Objective: Despite the effectiveness of electroconvulsive therapy (ECT), patients and practitioners are often reluctant to start it due to the risk of transient cognitive side effects, particularly in older patients. Inflammatory processes may be associated with the occurrence of these effects. This study assessed whether inflammatory markers prior to ECT are associated with cognitive functioning in depressed patients treated with ECT.
Methods: Between 2011 and 2013, 97 older patients (mean [SD] age = 73.1 [8.1] years) with severe unipolar depression (according to DSM-IV) referred for ECT were included. Mini-Mental State Examination (MMSE) scores were used to determine cognitive functioning prior to, weekly during, and in the first week after a course of ECT. Serum levels of C-reactive protein (CRP), interleukin-6 (IL-6), interleukin-10 (IL-10), and tumor necrosis factor-α (TNF-α) were assessed prior to ECT.

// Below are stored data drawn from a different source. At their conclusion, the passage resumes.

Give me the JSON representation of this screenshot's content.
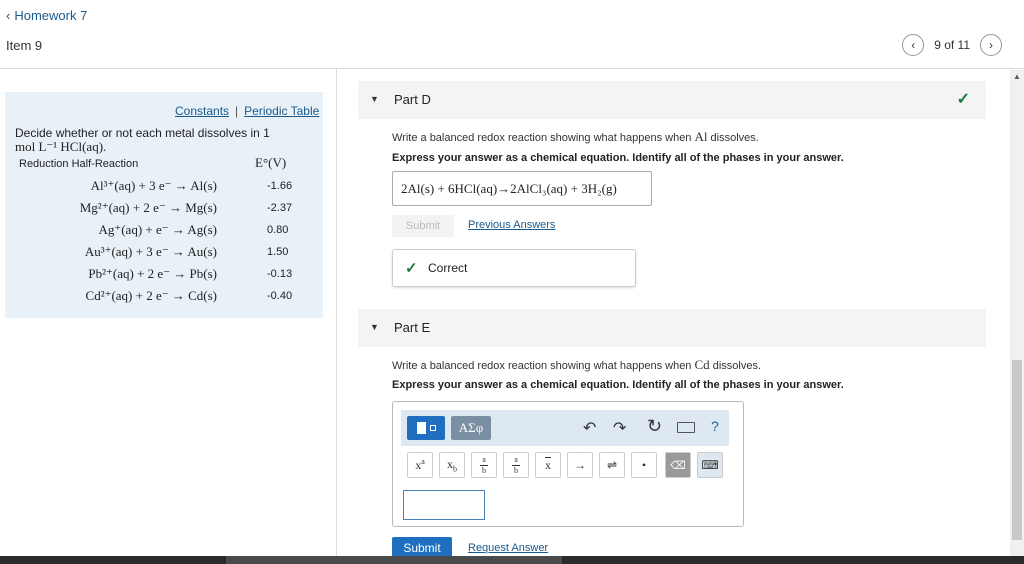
{
  "header": {
    "back_label": "Homework 7",
    "back_icon": "chevron-left-icon",
    "item_title": "Item 9",
    "pager_text": "9 of 11"
  },
  "info_panel": {
    "links": {
      "constants": "Constants",
      "separator": "|",
      "periodic_table": "Periodic Table"
    },
    "intro_text": "Decide whether or not each metal dissolves in 1",
    "intro_conc": "mol L⁻¹ HCl(aq).",
    "table_head_left": "Reduction Half-Reaction",
    "table_head_right": "E°(V)",
    "reactions": [
      {
        "eq": "Al³⁺(aq) + 3 e⁻ → Al(s)",
        "value": "-1.66"
      },
      {
        "eq": "Mg²⁺(aq) + 2 e⁻ → Mg(s)",
        "value": "-2.37"
      },
      {
        "eq": "Ag⁺(aq) + e⁻ → Ag(s)",
        "value": "0.80"
      },
      {
        "eq": "Au³⁺(aq) + 3 e⁻ → Au(s)",
        "value": "1.50"
      },
      {
        "eq": "Pb²⁺(aq) + 2 e⁻ → Pb(s)",
        "value": "-0.13"
      },
      {
        "eq": "Cd²⁺(aq) + 2 e⁻ → Cd(s)",
        "value": "-0.40"
      }
    ]
  },
  "part_d": {
    "label": "Part D",
    "prompt_before": "Write a balanced redox reaction showing what happens when ",
    "prompt_el": "Al",
    "prompt_after": " dissolves.",
    "instruction": "Express your answer as a chemical equation. Identify all of the phases in your answer.",
    "answer": "2Al(s) + 6HCl(aq)→2AlCl₃(aq) + 3H₂(g)",
    "submit_label": "Submit",
    "previous_answers_label": "Previous Answers",
    "feedback": "Correct"
  },
  "part_e": {
    "label": "Part E",
    "prompt_before": "Write a balanced redox reaction showing what happens when ",
    "prompt_el": "Cd",
    "prompt_after": " dissolves.",
    "instruction": "Express your answer as a chemical equation. Identify all of the phases in your answer.",
    "greek_label": "ΑΣφ",
    "help_label": "?",
    "submit_label": "Submit",
    "request_answer_label": "Request Answer"
  },
  "colors": {
    "accent": "#1e6fbf",
    "panel_bg": "#e8f1f8",
    "success": "#1b7a3a",
    "link": "#1a5a8c"
  }
}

Results: In fully adjusted models, there was an association between TNF-α and cognitive functioning (β = -1.05; 95% CI, -2.04 to -0.06; f2 = 0.06). An association was also found between baseline levels of IL-10 and TNF-α and lower MMSE scores during ECT (IL-10: β = -2.08; 95% CI, -3.22 to -0.95; TNF-α: β = -0.65; 95% CI, -1.07 to -0.22). In addition, an association was found between baseline CRP and lower MMSE scores directly after a course of ECT (β = -0.51; 95% CI, -0.93 to -0.09; f2 = 0.10). Associations with IL-6 did not reach significance.
Conclusions: This study suggests that inflammatory processes are associated with lower cognitive functioning prior to ECT and predispose for further cognitive dysfunction during and after a course of ECT.
Trial registration: ClinicalTrials.gov identifier: NCT02667353.